Simulating a solar parabolic trough collector plant used for industrial process heat using an optimized operating scheme that utilizes flexible heat integration

•Solar industrial process heat (SIPH) plant dynamic model and simulation.•Flexible heat integration for SIPH increases solar share by 13.0%.•Flexible heat integration for SIPH reduces LCOH by 10.4%.•Proposed optimized SIPH plant reduces air pollutants by 17.4%. This study focuses on the modeling and simulation of a novel design and operation of a solar industrial process heat (SIPH) plant that uses a parabolic trough collector system for generating process heat. The SIPH plant incorporates flexible heat integration (FHI) by having two options for heat sinks as well as a flexible collection temperature for the heat transfer fluid. Leveraging the degrees of freedom created by FHI allows an optimized operating scheme to be created which maximizes the solar heat delivered to the industrial processes.
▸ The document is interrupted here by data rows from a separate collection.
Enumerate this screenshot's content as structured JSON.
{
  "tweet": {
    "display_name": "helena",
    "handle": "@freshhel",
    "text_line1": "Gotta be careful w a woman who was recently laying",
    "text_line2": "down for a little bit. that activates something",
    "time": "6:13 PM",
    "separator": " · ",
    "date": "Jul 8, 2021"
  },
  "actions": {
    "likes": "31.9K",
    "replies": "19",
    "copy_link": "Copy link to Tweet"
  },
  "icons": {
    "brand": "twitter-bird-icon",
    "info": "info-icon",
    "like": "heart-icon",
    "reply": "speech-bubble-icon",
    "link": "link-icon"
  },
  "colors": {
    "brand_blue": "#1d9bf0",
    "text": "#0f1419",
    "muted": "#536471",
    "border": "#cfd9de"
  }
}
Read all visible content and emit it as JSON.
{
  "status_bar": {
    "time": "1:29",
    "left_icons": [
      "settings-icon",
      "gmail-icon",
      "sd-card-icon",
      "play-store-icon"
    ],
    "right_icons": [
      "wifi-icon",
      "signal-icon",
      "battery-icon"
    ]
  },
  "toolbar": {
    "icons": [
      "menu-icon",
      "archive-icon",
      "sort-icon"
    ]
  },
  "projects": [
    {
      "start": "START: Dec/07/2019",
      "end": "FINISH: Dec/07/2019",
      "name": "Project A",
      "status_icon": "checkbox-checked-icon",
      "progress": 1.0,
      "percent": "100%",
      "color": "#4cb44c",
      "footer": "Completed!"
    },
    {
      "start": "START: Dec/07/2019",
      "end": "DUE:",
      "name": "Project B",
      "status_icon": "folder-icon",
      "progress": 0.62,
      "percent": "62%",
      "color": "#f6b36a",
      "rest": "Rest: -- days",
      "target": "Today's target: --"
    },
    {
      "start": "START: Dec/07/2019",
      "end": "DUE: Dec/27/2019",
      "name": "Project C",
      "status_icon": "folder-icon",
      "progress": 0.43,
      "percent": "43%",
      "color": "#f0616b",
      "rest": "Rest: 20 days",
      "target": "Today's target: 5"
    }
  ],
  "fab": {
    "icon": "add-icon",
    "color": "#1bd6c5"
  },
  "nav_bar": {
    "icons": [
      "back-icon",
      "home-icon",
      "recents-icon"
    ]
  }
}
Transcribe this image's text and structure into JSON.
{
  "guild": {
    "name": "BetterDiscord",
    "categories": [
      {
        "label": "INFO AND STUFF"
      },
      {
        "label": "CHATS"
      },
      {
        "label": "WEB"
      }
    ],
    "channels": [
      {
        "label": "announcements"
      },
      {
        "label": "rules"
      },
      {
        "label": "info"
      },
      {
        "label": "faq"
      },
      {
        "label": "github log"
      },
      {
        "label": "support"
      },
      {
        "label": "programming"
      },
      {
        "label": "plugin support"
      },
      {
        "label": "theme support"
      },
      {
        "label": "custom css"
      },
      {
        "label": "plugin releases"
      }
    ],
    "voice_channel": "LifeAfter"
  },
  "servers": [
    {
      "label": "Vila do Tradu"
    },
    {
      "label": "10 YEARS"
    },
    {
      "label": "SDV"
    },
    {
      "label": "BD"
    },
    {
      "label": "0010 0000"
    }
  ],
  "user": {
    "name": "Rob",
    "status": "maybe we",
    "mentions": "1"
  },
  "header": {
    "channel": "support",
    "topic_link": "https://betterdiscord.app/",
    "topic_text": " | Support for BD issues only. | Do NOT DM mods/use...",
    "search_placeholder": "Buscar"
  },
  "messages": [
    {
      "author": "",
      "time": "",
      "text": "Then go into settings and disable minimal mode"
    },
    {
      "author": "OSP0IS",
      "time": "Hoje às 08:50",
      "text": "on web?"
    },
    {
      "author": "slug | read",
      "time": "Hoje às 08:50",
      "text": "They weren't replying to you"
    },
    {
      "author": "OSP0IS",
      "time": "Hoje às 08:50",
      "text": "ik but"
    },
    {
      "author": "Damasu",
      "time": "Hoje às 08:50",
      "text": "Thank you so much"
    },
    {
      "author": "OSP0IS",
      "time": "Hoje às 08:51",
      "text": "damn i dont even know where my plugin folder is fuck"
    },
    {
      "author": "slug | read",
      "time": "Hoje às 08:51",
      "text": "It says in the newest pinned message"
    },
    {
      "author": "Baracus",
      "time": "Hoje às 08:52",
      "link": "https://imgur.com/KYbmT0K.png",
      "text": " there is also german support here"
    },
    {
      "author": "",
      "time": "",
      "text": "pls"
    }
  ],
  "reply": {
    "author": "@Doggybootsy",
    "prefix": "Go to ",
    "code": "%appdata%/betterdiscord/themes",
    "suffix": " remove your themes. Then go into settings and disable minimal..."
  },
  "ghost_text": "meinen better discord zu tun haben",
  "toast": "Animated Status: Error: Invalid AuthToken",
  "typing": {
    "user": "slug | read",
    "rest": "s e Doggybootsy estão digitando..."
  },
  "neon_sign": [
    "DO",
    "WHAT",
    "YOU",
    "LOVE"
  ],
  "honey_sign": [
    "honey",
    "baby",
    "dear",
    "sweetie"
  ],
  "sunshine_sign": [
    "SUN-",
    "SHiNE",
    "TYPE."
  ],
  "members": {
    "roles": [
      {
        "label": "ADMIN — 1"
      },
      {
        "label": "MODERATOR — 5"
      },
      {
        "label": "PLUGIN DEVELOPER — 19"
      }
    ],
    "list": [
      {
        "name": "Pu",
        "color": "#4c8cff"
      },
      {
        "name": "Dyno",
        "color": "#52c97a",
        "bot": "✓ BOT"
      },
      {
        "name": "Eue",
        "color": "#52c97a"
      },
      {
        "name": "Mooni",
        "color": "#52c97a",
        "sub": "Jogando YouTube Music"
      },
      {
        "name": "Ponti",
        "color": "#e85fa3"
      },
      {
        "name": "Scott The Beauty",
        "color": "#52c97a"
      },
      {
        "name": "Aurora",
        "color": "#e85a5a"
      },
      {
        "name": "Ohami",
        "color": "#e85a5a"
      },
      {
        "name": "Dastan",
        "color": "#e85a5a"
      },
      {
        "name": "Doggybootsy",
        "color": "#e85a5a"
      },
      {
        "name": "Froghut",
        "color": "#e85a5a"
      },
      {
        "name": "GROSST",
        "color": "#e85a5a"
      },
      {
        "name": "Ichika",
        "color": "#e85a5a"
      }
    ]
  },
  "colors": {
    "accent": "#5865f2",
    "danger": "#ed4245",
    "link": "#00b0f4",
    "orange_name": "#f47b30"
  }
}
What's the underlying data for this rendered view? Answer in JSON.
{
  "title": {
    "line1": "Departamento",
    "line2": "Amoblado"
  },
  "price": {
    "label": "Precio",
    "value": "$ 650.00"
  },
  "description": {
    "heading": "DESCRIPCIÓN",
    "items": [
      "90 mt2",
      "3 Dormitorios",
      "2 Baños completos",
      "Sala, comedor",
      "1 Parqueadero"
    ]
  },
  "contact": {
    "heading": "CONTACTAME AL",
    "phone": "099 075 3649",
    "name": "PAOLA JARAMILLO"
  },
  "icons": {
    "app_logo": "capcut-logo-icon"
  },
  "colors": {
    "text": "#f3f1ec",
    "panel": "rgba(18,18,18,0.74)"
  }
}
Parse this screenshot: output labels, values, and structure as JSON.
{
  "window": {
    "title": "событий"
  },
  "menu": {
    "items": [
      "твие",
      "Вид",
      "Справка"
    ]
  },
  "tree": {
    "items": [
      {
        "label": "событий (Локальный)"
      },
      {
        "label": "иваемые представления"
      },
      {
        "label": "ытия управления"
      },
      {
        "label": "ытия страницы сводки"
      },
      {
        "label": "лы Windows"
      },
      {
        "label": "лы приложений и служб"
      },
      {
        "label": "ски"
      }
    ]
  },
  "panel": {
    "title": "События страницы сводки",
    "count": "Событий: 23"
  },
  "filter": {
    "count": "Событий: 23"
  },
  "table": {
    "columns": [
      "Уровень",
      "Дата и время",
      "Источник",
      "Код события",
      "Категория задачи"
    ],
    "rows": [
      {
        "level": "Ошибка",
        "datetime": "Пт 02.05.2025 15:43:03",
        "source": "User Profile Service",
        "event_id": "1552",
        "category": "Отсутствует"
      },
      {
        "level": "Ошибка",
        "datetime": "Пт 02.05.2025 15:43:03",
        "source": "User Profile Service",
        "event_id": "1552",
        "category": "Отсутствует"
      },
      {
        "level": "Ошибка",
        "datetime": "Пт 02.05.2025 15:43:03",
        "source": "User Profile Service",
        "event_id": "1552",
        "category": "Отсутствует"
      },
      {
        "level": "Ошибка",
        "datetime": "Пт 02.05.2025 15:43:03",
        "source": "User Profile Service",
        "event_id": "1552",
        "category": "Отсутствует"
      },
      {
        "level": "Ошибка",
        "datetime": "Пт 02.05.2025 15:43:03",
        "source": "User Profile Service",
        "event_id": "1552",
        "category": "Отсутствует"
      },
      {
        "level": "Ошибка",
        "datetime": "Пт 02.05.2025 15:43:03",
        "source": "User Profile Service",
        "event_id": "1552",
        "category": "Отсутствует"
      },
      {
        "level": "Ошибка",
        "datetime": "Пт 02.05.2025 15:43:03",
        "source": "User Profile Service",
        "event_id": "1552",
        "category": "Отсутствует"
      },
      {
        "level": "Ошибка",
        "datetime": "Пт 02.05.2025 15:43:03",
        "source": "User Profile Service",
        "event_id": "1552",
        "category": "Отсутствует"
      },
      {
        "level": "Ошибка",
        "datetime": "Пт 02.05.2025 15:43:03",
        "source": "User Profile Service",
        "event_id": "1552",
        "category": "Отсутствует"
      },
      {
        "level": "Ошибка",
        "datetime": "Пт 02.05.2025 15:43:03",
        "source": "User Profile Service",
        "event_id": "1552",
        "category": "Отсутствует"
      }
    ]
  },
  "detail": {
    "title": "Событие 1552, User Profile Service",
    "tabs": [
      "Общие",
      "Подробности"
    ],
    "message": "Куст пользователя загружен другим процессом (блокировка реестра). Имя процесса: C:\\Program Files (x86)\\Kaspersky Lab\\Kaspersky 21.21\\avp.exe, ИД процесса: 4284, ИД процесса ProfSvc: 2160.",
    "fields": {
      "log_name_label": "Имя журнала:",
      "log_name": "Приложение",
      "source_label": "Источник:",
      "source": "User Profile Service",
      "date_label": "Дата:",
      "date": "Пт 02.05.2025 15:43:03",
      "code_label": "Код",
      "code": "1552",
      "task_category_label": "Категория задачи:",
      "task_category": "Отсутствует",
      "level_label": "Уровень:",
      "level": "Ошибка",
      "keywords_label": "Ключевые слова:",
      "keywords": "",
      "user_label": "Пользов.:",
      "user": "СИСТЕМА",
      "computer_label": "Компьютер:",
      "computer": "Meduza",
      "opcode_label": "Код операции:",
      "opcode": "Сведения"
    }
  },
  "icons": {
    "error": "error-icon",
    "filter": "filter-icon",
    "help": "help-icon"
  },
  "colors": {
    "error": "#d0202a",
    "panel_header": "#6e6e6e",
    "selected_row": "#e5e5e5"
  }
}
Yearly results for a 27 MW-t plant located in Salt Lake City, UT are simulated for a base case and a case utilizing optimized FHI. For the main process temperature case presented, FHI increases the total solar share by 13.0% and reduces the levelized cost of heat of the SIPH plant by 10.4% relative to the base case. Three case study days are presented which highlight how FHI maximizes solar share, specifically during mornings, afternoons, and days with intermittent solar conditions. An environmental analysis is also performed showing that the SIPH plant can reduce harmful emissions by 15.4% for the base case and 17.4% for the FHI case compared to a plant that only utilizes a natural gas furnace for process heat. Overall, the work thoroughly explores an effective operating scheme for a SIPH plant, helping to make it more economical and environmentally beneficial.